Their pensions are generally well funded, but the healthcare is not, and the ranks of retirees already outnumber current workers.
Moreover, autoworkers stop young, based on a "30 and out" system in place since 1970, which allows full retirement benefits after 30 years on the job. Such bargaining victories by the UAW, starting in the years right after World War II, helped set a tone for an era in which factory jobs nationwide became tickets to middle class living and secure retirements.
Now UAW bargaining could again help set the tone, this time during an era when unions are struggling to maintain their place amid global competition and a less-friendly policy environment that took root in Washington since the 1980s.
"Corporations really do mimic what other corporations do," says Teresa Ghilarducci, a labor economist at Notre Dame University in Indiana, who serves as a trustee on a GM VEBA.
In that light, she says it's significant that the big three are not opting for bankruptcy as a route out of their current crisis.
The union workers of some airlines have lost their retiree health plans during bankruptcy proceedings (where those liabilities can be discarded).
For the automakers, bankruptcy is less of an option.

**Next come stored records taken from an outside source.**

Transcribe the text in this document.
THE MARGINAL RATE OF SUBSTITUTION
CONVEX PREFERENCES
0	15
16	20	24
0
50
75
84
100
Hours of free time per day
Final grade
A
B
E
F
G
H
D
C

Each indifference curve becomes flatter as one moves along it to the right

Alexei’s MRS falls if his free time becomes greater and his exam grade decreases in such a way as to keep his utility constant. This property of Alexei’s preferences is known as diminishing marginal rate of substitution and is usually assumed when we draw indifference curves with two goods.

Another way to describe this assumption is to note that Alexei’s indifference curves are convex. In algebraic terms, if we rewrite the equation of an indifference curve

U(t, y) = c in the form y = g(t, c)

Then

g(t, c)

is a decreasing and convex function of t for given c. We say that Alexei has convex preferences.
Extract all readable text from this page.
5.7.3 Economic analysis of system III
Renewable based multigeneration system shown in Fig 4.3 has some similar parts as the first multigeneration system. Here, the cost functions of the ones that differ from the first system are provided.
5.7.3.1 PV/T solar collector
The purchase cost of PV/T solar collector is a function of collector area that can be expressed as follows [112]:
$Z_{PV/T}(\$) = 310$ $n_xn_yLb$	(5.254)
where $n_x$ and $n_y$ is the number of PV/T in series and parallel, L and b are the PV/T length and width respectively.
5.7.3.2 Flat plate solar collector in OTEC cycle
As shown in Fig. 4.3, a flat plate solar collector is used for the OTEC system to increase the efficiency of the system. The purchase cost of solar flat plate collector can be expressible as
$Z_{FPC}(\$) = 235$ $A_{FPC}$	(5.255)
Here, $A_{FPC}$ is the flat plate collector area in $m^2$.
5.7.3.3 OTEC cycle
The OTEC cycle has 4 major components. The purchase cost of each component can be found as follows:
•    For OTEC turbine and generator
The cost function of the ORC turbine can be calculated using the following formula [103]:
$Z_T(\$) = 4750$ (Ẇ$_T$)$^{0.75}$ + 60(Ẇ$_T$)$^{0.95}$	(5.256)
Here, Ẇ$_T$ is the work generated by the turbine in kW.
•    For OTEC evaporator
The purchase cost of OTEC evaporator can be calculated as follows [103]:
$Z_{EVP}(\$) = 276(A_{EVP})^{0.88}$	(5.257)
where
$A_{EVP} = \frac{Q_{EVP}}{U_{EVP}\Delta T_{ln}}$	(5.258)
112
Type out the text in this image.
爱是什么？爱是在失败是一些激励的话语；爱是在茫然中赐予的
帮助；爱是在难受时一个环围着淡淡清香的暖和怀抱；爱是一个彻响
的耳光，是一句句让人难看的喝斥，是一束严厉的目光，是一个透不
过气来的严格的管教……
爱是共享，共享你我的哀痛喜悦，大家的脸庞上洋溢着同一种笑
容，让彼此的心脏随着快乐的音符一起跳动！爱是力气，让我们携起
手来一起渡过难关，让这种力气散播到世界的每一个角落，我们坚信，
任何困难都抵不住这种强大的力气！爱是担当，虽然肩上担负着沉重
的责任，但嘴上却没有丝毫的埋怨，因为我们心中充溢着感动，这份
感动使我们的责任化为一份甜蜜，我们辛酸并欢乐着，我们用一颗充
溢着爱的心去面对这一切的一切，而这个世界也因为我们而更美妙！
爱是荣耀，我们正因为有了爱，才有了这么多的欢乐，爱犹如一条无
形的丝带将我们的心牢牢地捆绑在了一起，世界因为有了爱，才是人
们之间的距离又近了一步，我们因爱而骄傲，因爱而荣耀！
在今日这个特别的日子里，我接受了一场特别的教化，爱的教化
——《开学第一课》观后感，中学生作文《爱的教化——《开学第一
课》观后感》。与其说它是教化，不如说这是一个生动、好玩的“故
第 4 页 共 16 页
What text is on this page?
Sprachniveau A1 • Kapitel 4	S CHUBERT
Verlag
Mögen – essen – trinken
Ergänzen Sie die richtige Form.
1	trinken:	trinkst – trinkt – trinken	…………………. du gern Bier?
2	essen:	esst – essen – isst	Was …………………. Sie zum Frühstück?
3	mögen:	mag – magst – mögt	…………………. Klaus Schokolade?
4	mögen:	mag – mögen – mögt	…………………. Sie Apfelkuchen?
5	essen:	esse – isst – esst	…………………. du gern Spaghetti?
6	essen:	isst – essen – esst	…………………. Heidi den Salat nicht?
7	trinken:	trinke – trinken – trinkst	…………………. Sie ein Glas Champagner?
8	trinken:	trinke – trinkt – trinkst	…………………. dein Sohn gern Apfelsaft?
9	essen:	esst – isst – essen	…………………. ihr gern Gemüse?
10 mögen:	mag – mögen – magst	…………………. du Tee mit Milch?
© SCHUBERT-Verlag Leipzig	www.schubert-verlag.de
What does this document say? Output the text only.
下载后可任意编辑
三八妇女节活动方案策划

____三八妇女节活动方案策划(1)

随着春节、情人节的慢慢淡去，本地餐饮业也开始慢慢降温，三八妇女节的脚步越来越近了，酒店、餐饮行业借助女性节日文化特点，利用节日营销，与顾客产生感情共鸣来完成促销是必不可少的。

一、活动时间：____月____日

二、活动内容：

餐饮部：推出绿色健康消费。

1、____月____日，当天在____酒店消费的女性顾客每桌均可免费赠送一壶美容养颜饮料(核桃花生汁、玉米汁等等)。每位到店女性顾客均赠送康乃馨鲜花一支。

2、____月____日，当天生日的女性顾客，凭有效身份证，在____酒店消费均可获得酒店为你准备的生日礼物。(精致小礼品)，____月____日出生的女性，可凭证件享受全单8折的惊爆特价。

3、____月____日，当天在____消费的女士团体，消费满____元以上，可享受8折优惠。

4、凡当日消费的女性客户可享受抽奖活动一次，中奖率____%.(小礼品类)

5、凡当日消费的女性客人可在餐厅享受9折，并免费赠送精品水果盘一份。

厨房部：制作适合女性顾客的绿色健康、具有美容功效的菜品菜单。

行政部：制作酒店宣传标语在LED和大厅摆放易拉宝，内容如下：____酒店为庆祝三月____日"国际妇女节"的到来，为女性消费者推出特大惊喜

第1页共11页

Where consumers will buy a $400 plane ticket from a bankrupt company, a $25,000 car with years of use ahead is a different matter.
The Big Three also have a tradition of finding common ground, sometimes after hard battles, with the UAW.
Cerberus, the private equity buyer of Chrysler, is expected to push hard for concessions.
But it has made early overtures that its cost-cutting won't become an all-out war on union jobs and benefits.
"John Snow [the Cerberus chairman] is from Toledo. He probably has some credibility when he says he wants to work successfully with unions," says John Paul MacDuffie, a management expert at the University of Pennsylvania's Wharton School.
Mr. MacDuffie points to the success of Wilbur Ross, an investor who has revived battered American steel factories, as an example of how buyouts can involve both profitability and good labor relations.